Seeing as ultra was my first real Rust project, I figured I would also share some thoughts I have about it. Perhaps Rust’s primary selling point is memory safety. My introductory computer systems course was essentially one extended lecture about everything that can go wrong with malloc and pointers. While being familiar with using Valgrind is neat, it’s nice to not have to think about these things at all, and just focus on writing the implementation.

In addition, between closures and iterators, Rust makes it easy to write functional code. Because of my prior experience with Python, Haskell, and Racket, I felt right at home using Rust. Chaining together iterator adapters and collecting the result rather than iteratively pushing values into a vector with a for-loop reminded me of using list comprehensions in Python.

The bulk of ultra‘s decryption algorithm involves iterating over Enigma settings, running the ciphertext through it, and returning the one with the highest fitness score. This lends itself nicely to parallelization; by splitting up the work, each worker can compute the maximum of its subset of the work, and the final result is the max of those maximums.
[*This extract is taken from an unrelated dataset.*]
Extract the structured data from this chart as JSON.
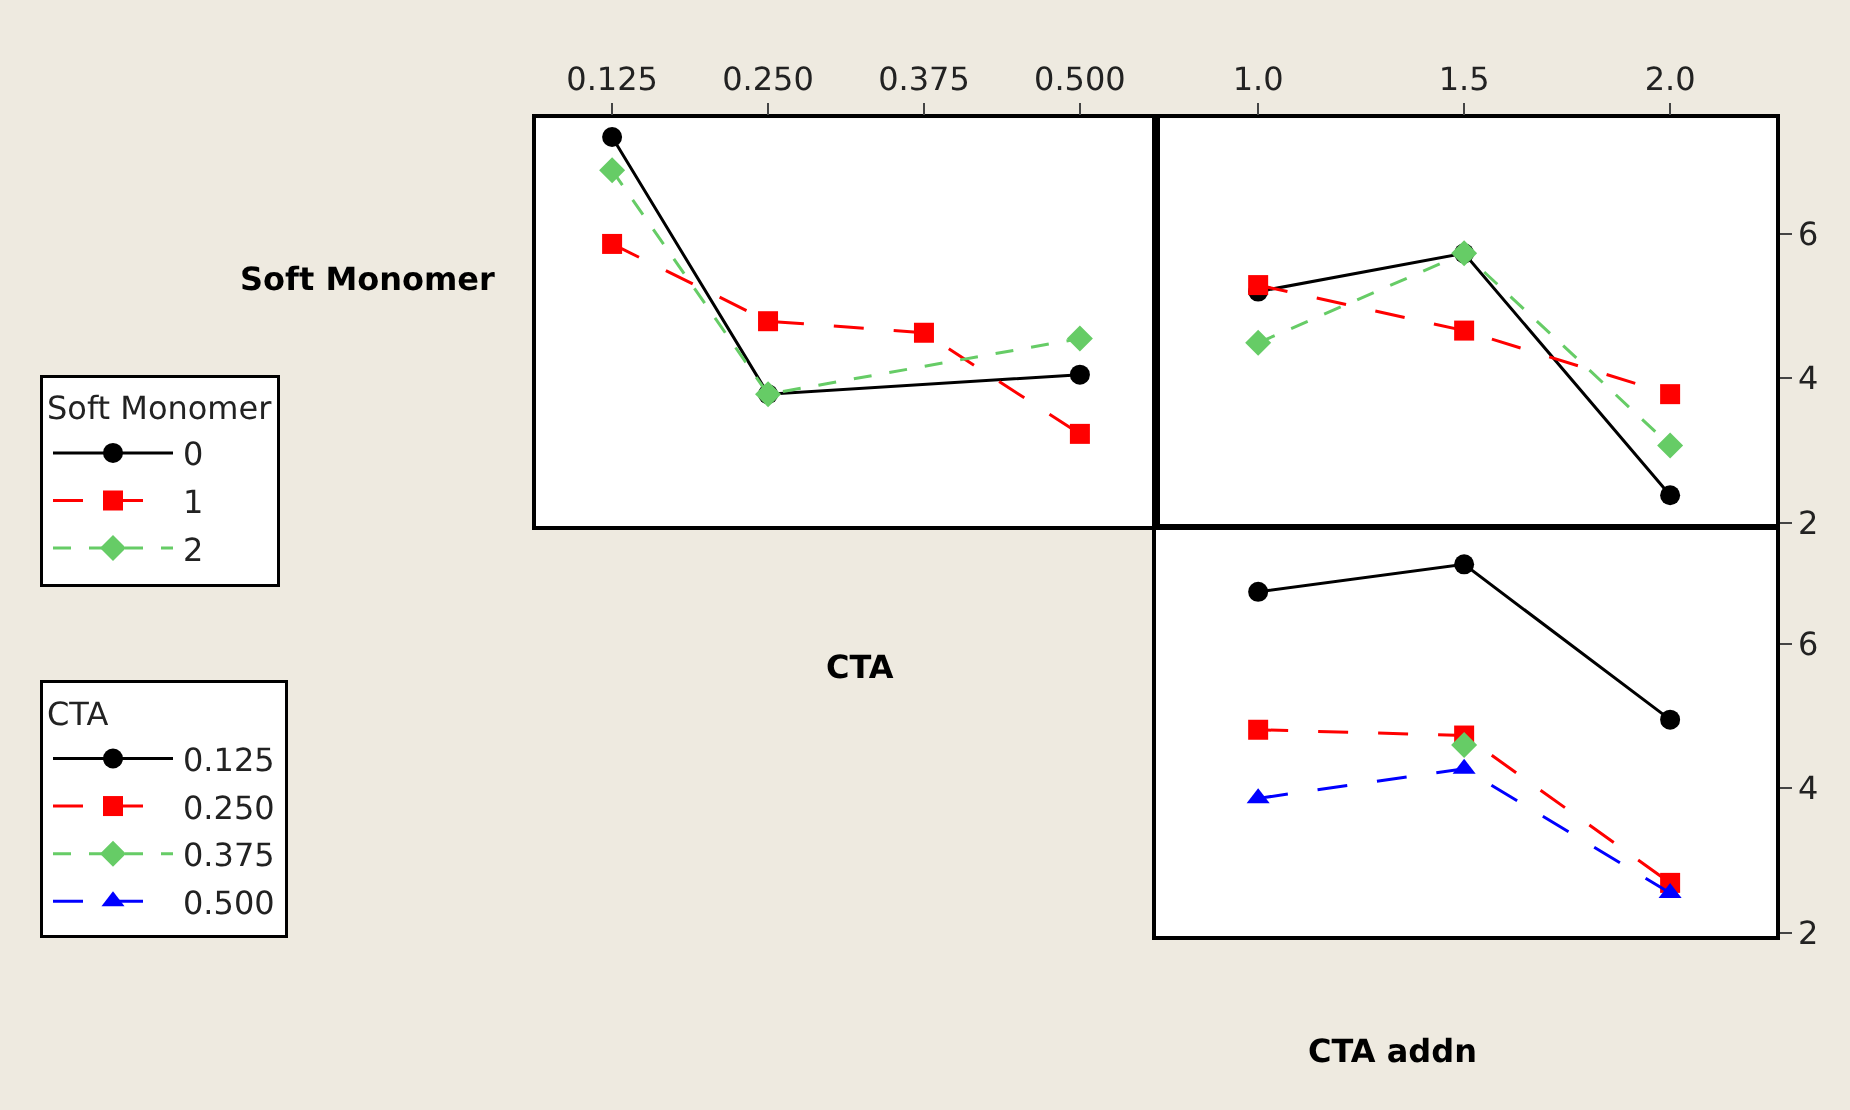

Using the amazing Rayon data parallelism library, many Rust iterators can be parallelized nearly effortlessly. With ultra, I essentially just needed to import Rayon’s prelude and add a couple of calls to into_par_iter(). (I also had to collect into a vector because the result of iproduct! can’t be directly transformed into a parallel iterator.)

use rayon::prelude::*;

let (rotor, key) = iproduct!(rotors.iter(), keys.iter())
    .collect::<Vec<_>>()  // These two lines turn a normal
    .into_par_iter()      // iterator into a parallel one!
    .max_by_key(|&(rotor, key)| { ... })
    .unwrap();

What makes this feel magical is that I didn’t even have to think about managing multi-threaded memory access; the parallelization just works, and all I had to do was add three lines of code. Languages with a rich library ecosystem tend to flourish, and the existence of cool libraries like Rayon gives me a lot of confidence in the future of Rust.

Since Rust advertises itself as being “blazingly fast”, I decided to do some benchmarking by comparing James’ sample C code to sequential and parallel versions of ultra. These are the times that I got while testing on my quad-core MacBook Pro:

	real (s)	user (s)
C (reference)	43.8	43.4
Rust (sequential)	19.2	19.0
Rust (parallel)	4.5	28.4

The sequential version of ultra already runs about twice as fast as the C version, and after adding the parallelization described above, it jumps to nearly 10 times as fast!

When writing ultra, I didn’t explicitly set out to implement a hyper-optimized version of James’ code. Instead, I used the description of the algorithm described in his blog post and wrote what I felt was idiomatic Rust. I think this nicely demonstrates the fact that Rust makes it easy to write programs that are readable and also performant.

Cargo also plays a large role in making Rust nice work with. Nothing is more annoying than coming across an open source project that seems useful, but struggling to figure out how to even compile it. With a Rust project, however, you’re essentially guaranteed that cargo build will work — no Makefiles or manual dependency management required.

I really enjoyed learning about Rust while building ultra, and will definitely be using it more in the future. Given the results of Stack Overflow’s recent developer survey, it seems like Rust is growing in popularity — it will be very exciting if it becomes adopted by industry.